I think that Semiclassical proposed a very nice solution rewriting $$a_n = \frac{6}{a_{n-1}-1}$$ $$\dfrac{1}{a_n+2}=\dfrac{1}{2}-\dfrac{3/2}{a_{n-1}+2}$$ So, let us define $$b_n=\dfrac{1}{a_n+2}$$ (with $b_0=\dfrac{1}{4}$); so the recurrence equation is simply $$b_n=\dfrac{1}{4}-\dfrac{3}{2}b_{n-1}$$ from which $$b_n=\frac{1}{20} \left(4+\left(-\frac{3}{2}\right)^n\right)$$ and then $$a_n=\frac{20}{4+\left(-\frac{3}{2}\right)^n}-2$$ as shown by Git Gud.

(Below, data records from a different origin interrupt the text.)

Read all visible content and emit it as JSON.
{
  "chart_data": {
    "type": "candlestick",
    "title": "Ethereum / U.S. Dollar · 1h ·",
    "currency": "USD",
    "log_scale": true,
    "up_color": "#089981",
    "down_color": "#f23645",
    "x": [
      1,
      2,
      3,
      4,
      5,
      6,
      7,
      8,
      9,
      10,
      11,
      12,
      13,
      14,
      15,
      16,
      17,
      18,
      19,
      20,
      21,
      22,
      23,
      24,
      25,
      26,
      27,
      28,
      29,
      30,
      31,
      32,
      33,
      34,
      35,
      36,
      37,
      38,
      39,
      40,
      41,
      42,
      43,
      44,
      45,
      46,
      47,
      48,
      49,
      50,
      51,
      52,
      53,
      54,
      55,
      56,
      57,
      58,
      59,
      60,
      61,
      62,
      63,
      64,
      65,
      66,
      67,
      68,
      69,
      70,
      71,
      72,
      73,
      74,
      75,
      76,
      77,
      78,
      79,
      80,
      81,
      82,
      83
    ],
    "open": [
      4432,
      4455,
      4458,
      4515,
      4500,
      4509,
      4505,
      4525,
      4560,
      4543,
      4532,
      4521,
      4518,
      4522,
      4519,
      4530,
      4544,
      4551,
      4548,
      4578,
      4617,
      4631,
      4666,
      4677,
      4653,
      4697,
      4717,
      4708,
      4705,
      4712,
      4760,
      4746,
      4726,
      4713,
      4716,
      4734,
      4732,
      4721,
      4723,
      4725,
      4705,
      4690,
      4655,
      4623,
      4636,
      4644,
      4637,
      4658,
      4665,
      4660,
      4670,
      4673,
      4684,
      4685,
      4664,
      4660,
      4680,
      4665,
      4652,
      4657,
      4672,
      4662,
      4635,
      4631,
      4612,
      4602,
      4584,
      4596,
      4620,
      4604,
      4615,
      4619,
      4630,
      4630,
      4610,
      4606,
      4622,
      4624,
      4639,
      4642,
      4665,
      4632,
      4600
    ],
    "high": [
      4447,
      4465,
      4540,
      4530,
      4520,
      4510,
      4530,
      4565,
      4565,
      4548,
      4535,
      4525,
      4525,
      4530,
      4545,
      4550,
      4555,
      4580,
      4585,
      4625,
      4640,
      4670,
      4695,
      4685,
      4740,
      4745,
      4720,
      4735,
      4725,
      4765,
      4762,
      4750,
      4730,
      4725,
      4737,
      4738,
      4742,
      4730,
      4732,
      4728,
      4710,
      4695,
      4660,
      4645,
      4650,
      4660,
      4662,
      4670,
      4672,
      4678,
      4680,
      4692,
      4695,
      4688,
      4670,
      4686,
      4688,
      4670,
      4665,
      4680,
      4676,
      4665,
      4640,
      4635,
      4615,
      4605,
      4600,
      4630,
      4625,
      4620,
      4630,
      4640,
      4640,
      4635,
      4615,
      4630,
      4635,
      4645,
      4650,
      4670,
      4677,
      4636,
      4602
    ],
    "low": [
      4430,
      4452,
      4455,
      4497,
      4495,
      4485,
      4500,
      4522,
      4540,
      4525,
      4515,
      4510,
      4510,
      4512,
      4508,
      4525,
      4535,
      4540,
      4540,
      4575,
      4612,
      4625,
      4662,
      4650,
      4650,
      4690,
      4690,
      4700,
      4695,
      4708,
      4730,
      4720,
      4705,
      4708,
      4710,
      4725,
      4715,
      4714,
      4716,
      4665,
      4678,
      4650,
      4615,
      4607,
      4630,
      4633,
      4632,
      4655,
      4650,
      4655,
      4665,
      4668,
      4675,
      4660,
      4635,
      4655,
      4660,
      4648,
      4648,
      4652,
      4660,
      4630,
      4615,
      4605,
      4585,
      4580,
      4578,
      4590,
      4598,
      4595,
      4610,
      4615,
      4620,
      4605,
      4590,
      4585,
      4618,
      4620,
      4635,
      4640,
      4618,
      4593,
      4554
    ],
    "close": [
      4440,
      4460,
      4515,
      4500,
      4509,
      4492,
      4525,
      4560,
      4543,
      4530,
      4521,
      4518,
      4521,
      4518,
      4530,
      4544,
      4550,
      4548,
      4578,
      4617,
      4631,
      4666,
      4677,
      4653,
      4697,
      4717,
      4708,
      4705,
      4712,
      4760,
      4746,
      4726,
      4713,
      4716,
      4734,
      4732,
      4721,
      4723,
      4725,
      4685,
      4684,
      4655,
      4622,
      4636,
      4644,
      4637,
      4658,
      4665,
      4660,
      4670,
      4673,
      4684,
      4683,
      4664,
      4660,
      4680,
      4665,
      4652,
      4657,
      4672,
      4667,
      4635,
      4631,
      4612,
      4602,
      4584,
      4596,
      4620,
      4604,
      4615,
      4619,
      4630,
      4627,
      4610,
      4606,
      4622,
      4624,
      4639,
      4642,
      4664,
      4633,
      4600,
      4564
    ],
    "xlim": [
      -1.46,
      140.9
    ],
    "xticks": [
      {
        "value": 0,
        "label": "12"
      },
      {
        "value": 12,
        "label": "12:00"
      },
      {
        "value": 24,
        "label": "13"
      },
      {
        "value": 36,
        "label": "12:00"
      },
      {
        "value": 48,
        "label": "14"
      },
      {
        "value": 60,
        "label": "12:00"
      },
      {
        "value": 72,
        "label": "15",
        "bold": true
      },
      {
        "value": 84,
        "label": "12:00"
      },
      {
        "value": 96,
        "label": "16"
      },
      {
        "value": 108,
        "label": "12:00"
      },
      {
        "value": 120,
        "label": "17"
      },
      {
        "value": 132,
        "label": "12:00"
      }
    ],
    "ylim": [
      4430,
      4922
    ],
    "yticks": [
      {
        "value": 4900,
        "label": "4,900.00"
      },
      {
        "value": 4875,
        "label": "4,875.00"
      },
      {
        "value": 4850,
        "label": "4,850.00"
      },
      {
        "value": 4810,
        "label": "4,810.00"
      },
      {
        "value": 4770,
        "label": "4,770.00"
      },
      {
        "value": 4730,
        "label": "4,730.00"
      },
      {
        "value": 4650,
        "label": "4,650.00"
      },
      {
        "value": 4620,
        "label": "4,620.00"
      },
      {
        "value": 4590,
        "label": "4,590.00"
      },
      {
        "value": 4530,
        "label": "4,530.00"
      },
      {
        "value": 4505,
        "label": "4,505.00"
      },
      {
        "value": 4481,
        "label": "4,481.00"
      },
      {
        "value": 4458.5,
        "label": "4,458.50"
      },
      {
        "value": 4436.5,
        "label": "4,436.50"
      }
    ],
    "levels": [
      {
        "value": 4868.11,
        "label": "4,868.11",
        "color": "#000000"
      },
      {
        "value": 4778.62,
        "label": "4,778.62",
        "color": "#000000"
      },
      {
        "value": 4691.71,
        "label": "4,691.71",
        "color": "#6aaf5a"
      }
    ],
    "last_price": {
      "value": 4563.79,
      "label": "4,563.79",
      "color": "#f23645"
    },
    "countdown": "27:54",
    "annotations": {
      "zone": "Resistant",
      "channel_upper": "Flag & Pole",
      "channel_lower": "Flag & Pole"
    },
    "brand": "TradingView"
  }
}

• I'm of two minds with this proof, as my comment above indicated: While it definitely works as a very direct proof, I can't convince myself I'd have noticed it without seeing the final result, which is dissatisfying... – Semiclassical Sep 21 '14 at 5:21
• Isn't a form of genius ? Be sure I am not kidding ! Cheers :-) – Claude Leibovici Sep 21 '14 at 5:30

Start with $a_n=\frac6{a_{n-1}-1}$, and replace $a_{n-1}$ with $\frac6{a_{n-2}-1}$. We obtain

$$a_n=\frac6{\frac6{a_{n-2}-1}-1}=\frac{6(1-a_{n-2})}{a_{n-2}-7}$$

Doing this again with $a_{n-2}=\frac6{a_{n-3}-1}$ and so forth, we get

$$a_n=\frac{6(7-a_{n-3})}{7a_{n-3}-13}=\frac{6(13-7a_{n-4})}{13a_{n-4}-55}=\frac{6(55-13a_{n-5})}{55a_{n-5}-133}$$

It would seem then, that

$$a_n=\frac{6(F_{k-1}-F_{k-2}a_{n-k})}{F_{k-1}a_{n-k}-F_k}$$

For some coefficients $F_k$. But what is $F_k$? To find out replace $a_{n-k}$ with $\frac6{a_{n-k-1}-1}$, then

$$a_n=\frac{6(F_{k-1}-F_{k-2}a_{n-k})}{F_{k-1}a_{n-k}-F_k}=\frac{6(F_{k-1}-F_{k-2}\frac6{a_{n-k-1}-1})}{F_{k-1}\frac6{a_{n-k-1}-1}-F_k}=\frac{6((6F_{k-2}+F_{k-1})-F_{k-1}a_{n-k-1})}{F_{k}a_{n-k-1}-(6F_{k-2}+F_{k-1})}=\frac{6(F_{k}-F_{k-1}a_{n-k-1})}{F_{k}a_{n-k-1}-F_{k+1}}$$

So it would seem that $F_k=F_{k-1}+6F_{k-2}$. By noting that $F_1=1,F_2=7$, we have the solution (I presume you can solve it yourself) $$F_k=\frac25(-2)^k+\frac353^k$$

By plugging in $k=n$, we now have

$$a_n=\frac{6(F_{n-1}-F_{n-2}a_{0})}{F_{n-1}a_{0}-F_n}=\frac{6(F_{n-1}-2F_{n-2})}{2F_{n-1}-F_n}$$

which eventually simplifies to $$a_n=3-\frac{5}{4\left(-\frac23\right)^n+1}$$

which fits both $a_0=2$ and $a_n=\frac6{a_{n-1}-1}$, so the expression is indeed correct.